Mit seinen Bemerkungen über das iranische Atomprogramm war Geheimdienste-Direktor Coates noch nicht am Ende seiner Ausführungen über das iranische Regime angelangt. Er setzte fort:

„Seine Bemühungen darum, seinen Einfluss in Syrien zu konsolidieren und die Hisbollah aufzurüsten hatten israelische Luftschläge zur Folge; diese Aktionen unterstreichen unsere Sorgen über die langfristige iranische Einflussnahme in der Region und die Gefahr einer Konflikteskalation. Alle vier Staaten – China, Russland, Nordkorea und der Iran – treiben ihre Cyber-Fähigkeiten voran, die relativ wenig kosten, deren Wirksamkeit und Gefährlichkeit aber wächst.“

Wie wir sehen, stellt das iranische Atomprogramm nur einen von vielen Punkten dar, die den US-Geheimdiensten zufolge große Gefahren darstellen, darunter das Bemühen um regionale Hegemonie, die Einmischung in die Kriege im Jemen und in Syrien, die Arbeit an einem umfassenden Arsenal ballistischer Raketen, die Unterstützung von Terrororganisation und die Planung von Anschlägen – nicht zuletzt auch in Europa.
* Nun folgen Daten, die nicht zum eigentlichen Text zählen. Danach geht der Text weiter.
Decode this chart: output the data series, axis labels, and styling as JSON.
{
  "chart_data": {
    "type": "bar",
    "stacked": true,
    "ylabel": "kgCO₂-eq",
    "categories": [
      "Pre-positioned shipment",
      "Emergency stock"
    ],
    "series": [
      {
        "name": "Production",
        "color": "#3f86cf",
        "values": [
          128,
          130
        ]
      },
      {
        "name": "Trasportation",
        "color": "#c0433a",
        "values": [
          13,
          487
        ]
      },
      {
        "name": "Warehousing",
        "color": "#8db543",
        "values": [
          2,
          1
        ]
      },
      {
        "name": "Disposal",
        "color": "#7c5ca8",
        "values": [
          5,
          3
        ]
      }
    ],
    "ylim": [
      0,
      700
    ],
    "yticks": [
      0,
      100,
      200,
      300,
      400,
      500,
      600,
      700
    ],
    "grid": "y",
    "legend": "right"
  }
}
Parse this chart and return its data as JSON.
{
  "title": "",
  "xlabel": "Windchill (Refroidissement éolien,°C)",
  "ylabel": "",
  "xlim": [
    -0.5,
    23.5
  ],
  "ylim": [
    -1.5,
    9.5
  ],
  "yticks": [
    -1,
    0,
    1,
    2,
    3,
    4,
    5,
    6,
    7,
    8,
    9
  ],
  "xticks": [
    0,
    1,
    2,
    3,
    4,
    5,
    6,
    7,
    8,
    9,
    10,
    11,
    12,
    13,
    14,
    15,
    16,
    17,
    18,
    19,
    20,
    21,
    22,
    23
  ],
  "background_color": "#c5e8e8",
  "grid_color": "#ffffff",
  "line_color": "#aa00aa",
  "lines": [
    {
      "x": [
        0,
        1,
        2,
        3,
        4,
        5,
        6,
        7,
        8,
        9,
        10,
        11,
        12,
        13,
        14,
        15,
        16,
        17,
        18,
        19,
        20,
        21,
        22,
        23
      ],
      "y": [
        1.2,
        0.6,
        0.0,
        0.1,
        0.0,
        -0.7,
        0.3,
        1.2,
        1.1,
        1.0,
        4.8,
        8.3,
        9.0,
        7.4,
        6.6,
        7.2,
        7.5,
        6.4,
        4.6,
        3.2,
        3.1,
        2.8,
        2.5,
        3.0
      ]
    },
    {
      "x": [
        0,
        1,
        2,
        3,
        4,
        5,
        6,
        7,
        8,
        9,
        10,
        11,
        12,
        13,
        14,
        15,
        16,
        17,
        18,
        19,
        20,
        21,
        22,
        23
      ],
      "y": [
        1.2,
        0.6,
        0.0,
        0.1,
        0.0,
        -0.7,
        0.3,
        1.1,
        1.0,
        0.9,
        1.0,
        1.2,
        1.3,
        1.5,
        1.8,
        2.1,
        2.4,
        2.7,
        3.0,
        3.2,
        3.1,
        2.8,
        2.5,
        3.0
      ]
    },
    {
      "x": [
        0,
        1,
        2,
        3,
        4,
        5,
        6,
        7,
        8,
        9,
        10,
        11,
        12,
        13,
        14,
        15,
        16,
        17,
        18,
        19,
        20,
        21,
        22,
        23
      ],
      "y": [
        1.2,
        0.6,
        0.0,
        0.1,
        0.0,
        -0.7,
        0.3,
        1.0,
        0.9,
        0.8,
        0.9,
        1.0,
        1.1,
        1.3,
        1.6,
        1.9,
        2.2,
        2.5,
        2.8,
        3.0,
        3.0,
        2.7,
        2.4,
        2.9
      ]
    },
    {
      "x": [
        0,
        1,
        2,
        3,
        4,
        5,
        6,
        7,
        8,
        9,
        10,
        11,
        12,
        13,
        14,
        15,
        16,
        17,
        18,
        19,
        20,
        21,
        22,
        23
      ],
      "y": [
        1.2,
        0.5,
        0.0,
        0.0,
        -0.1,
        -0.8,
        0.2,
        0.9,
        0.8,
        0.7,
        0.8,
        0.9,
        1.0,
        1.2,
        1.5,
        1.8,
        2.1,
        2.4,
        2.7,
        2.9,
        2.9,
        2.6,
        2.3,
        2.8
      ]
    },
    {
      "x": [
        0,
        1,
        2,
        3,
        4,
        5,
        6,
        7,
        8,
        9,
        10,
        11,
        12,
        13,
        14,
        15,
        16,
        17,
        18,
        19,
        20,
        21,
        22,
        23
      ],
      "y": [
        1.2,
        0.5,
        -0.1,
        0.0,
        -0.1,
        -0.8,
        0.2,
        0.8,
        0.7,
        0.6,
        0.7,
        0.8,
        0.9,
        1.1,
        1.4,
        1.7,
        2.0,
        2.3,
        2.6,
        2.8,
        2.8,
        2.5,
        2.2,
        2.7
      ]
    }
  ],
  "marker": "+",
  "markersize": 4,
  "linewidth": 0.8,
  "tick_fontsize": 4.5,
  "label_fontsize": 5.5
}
Über all das wird in einer Berichterstattung vieler Medien einfach hinweggesehen, die die fortdauernden Gefahren durch das iranische Atomprogramm herunterspielt, an einer nüchternen Einschätzung des iranischen Regimes offenbar nicht interessiert ist – und sich auf eine angesichts der eigenen Ignoranz bemerkenswert herablassende Art daran ergötzt, den amerikanischen Präsidenten als ahnungslosen Idioten zu präsentieren, der von den eigenen Geheimdiensten die Leviten gelesen bekommen habe.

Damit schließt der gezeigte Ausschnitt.